Так, по крайней мере, сдавалось Курбскому. У него самого встрепенулось во груди давнишнее, насильно заглушаемое им чувство. Он готов был опять поверить в возможность собственного счастья; а какое счастье было бы для него без Маруси? Если Богу угодно, то она, конечно, найдется; надо ему только уповать на милость Господню, молиться о том крепко, всем сердцем, всем помышлением…
И он уже в Кремле — в Архангельском соборе, ставит свечи перед святыми иконами, прикладывается к нетленным мощам угодников Господних и молится, молится, молится, сперва, разумеется, за нее — за Марусю, но потом и за своего царевича, за всех своих доброжелателей и недругов: за пана Тарло, Балцера Зидека и кто бы там еще ни был.

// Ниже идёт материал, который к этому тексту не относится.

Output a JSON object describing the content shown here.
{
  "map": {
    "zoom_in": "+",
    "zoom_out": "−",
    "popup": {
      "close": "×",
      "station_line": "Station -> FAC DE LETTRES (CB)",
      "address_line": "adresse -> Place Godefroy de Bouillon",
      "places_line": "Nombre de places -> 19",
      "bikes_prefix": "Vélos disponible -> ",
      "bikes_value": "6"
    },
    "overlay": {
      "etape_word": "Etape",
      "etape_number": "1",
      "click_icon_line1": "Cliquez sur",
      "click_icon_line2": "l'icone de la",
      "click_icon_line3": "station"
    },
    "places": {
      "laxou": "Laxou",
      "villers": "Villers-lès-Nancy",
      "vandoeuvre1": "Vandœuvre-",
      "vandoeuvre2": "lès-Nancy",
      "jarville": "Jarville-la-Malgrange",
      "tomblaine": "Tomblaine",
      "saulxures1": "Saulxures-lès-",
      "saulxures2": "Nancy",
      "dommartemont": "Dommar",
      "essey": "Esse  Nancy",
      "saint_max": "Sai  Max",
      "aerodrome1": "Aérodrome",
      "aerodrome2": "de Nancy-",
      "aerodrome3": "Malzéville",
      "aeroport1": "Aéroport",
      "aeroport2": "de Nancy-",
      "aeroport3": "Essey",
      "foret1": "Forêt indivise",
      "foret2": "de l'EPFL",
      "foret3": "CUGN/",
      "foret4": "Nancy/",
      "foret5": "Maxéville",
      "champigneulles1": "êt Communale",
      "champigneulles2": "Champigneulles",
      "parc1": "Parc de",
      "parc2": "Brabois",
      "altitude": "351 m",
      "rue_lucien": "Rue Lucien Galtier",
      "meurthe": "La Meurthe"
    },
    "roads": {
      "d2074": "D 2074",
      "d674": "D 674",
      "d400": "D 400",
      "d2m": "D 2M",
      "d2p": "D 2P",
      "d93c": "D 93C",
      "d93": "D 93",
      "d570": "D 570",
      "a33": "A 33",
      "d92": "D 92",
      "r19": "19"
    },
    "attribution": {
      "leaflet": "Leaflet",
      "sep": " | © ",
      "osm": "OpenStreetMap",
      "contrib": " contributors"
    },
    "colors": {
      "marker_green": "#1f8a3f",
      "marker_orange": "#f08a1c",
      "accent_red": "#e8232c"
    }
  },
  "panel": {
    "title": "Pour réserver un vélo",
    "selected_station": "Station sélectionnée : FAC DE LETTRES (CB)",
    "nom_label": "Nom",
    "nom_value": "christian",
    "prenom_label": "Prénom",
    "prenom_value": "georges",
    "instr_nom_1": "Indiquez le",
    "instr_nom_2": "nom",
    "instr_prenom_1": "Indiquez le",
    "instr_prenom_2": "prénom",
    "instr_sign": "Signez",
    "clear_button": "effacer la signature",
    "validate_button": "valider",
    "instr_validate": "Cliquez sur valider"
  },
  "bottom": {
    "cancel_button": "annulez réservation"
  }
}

Когда он, наконец, вышел из собора, на душе у него был такой же мир и покой, как в самом храме. Впервые после долгого, долгого времени он мог опять всем своим существом отдаться окружающей жизни. А его юный спутник только этого и ждал, обращал его внимание на все, что попадалось на глаза.
— Смотри-ка, княже, — указал он на деревянную мостовую, проглядывавшую уже кое-где сквозь ледянисто-снежную кору. — Тут все равно, что по полу ходишь. Само собой, что этакий пол в одном Кремле.
— А камнем здесь разве совсем не мостят? — спросил Курбский.
— Камнем? — удивился Петрусь. — Да где ж ты наберешь столько камню, чтобы замостить целый город?
— В столице польской Кракове на всех лучших улицах мостовые каменные.
— Овва!
— Верно тебе говорю.
— Ты сам, княже, своими очами видел?
— Сам.
— Стало, верно. Ну, да ведь то какой ни на есть польский городишка, а это, на-ка, поди, Москва-матушка! Как пораскинулась! Сто лет мости — не замостишь.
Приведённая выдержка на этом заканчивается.